The Cape Byron Distillery
The COVID lockdown all seems like a dream now for Eddie Brook. Half of Cape Byron's Distillery's business was wrapped up in the hotels and bars that sold their products and that just ended overnight.
"Looking at losing 45 per cent of your business is a pretty scary prospect. We had to adapt pretty quickly, " Mr Brook said.
Thankfully, as producers of high quality alcohol, they were able to produce a hand-sanitiser, and the local market including schools, hospitals and care homes, could not get enough of it.
"It took us nine days to get it to the shelves and for about a month, our Brookies hand-sanitiser was all we made. It was an interesting challenge. Pretty crazy," Mr Brook said.
Since then, the distillery is slowly getting back to their primary products and, thankfully, with new distribution networks, the retail market is even stronger, he says. The cellar door has been packed out.

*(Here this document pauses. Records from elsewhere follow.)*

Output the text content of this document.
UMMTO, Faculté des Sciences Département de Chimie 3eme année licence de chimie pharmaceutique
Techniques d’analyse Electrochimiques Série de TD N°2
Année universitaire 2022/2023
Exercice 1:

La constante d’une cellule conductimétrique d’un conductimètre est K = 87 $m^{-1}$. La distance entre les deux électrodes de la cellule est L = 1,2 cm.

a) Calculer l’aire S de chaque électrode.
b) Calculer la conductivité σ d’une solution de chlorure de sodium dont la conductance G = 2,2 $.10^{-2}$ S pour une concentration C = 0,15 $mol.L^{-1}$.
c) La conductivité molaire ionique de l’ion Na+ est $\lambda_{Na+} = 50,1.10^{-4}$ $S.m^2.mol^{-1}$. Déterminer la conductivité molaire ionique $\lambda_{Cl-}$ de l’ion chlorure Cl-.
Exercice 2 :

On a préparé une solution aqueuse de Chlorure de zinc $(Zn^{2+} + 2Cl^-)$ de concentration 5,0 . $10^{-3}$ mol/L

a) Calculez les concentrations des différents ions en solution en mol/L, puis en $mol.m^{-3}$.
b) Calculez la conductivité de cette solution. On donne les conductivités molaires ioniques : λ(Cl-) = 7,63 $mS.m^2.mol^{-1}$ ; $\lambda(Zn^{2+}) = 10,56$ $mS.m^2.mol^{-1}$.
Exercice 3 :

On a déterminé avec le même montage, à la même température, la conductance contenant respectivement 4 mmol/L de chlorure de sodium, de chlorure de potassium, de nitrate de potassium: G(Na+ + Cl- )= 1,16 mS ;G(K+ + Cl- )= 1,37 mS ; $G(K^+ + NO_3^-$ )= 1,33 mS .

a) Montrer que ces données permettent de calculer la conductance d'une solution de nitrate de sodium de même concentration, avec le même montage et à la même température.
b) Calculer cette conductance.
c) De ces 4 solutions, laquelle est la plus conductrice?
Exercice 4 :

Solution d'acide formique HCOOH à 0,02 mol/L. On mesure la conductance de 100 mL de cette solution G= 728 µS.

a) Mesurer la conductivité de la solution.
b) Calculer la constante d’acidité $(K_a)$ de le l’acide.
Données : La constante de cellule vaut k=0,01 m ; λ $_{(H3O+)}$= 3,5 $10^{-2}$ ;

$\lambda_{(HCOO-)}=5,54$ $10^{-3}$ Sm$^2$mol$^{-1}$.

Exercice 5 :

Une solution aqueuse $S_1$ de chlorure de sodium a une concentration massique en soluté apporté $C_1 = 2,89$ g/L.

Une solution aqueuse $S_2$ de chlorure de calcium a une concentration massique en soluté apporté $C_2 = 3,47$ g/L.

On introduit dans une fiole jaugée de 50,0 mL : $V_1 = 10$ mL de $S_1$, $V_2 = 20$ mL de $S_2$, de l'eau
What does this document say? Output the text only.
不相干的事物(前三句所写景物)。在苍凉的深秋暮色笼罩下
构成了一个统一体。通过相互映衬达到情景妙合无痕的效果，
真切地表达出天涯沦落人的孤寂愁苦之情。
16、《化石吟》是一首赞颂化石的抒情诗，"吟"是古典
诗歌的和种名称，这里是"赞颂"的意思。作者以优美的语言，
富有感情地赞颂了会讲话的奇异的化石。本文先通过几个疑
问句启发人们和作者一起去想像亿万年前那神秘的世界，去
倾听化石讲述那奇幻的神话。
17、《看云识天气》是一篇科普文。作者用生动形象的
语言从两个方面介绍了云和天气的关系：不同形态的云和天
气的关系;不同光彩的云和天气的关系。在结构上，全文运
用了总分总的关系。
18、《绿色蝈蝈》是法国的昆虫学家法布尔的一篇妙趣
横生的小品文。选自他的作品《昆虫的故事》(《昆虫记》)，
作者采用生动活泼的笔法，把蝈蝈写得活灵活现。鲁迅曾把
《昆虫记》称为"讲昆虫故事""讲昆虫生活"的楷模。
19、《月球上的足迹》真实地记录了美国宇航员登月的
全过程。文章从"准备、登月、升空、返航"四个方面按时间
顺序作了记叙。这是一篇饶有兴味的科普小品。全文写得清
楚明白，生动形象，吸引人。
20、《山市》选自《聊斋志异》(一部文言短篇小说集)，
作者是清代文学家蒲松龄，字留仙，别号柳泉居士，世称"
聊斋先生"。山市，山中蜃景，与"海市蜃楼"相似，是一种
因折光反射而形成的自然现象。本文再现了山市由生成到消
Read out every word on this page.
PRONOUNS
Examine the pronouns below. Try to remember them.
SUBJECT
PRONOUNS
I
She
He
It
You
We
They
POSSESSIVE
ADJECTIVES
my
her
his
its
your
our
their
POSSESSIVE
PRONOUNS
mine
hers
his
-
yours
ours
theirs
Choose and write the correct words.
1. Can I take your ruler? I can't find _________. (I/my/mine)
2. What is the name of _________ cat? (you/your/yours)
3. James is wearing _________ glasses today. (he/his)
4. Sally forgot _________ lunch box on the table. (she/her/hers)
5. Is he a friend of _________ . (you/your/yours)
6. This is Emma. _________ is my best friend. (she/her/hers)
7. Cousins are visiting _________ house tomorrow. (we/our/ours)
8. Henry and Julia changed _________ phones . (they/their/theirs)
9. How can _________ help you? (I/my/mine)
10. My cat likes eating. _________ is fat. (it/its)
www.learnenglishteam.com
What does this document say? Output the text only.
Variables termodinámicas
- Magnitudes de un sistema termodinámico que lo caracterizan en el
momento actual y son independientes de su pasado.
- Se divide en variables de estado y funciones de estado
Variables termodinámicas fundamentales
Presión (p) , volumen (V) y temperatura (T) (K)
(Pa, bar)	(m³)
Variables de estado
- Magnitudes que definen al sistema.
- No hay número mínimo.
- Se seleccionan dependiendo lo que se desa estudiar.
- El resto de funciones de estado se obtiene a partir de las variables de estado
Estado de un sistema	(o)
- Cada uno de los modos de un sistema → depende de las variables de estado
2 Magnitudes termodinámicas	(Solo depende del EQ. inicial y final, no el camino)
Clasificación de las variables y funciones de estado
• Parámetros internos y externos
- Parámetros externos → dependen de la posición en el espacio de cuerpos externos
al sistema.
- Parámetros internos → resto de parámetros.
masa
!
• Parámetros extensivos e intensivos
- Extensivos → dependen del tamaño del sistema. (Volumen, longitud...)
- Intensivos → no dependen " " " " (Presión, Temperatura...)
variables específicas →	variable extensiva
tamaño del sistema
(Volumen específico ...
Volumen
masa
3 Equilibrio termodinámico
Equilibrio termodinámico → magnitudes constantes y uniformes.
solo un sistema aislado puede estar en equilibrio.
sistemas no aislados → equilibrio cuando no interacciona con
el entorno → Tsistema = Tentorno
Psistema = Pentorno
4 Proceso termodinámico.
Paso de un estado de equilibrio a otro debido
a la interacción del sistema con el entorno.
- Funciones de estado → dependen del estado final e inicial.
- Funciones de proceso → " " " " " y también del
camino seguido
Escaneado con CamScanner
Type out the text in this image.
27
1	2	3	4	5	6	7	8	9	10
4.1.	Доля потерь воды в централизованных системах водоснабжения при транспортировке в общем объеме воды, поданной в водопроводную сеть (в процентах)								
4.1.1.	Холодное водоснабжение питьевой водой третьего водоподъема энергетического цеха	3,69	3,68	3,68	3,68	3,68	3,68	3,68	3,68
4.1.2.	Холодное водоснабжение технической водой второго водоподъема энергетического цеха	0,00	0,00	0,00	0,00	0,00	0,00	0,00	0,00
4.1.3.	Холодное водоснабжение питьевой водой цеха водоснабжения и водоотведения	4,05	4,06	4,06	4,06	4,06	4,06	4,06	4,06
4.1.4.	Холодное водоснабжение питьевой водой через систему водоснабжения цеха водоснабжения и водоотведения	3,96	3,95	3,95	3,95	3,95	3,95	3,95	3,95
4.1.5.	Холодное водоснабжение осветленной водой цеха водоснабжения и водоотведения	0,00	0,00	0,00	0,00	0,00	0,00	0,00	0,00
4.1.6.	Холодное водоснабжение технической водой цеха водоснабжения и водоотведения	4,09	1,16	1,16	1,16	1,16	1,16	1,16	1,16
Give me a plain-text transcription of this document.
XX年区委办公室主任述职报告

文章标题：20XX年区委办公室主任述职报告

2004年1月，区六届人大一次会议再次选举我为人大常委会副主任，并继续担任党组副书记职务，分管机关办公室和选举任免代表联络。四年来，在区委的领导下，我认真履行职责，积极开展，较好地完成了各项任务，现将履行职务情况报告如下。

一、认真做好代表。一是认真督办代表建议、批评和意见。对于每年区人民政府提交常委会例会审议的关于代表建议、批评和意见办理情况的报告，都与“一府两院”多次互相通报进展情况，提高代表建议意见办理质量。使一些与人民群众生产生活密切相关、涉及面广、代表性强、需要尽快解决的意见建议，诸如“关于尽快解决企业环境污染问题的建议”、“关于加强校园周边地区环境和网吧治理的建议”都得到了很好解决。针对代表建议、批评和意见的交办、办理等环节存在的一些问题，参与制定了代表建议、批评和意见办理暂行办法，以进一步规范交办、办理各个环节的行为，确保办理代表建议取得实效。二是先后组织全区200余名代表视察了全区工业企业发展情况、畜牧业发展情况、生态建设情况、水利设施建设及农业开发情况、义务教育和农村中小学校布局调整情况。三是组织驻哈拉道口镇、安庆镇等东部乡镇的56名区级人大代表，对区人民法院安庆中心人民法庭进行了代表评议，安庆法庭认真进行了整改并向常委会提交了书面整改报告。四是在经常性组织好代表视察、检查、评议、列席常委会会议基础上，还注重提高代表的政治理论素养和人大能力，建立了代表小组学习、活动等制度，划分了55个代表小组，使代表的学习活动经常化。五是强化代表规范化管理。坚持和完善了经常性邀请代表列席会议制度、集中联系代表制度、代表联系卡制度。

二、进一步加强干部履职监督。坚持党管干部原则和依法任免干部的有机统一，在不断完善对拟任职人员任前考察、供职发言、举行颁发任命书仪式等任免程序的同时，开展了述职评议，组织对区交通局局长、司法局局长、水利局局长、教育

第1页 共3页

The Cape Byron Distillery is nestled in Byron's hinterland on a farm Eddie's parents, Pam and Martin bought 30 years ago. Since then they have regenerated and replanted over 35,000 subtropical rainforest trees, creating an oasis for native animals and birds. It is these native flavours that characterise their gin.
And now, assisted by Stone & Wood, there are new products in development, Mr Brook said. One is a premium single malt whiskey, that will have been American oak-barreled two years, and will be released next April. The other is a mystery distillation, borne of the companies' collective COVID experiences, soon to be announced.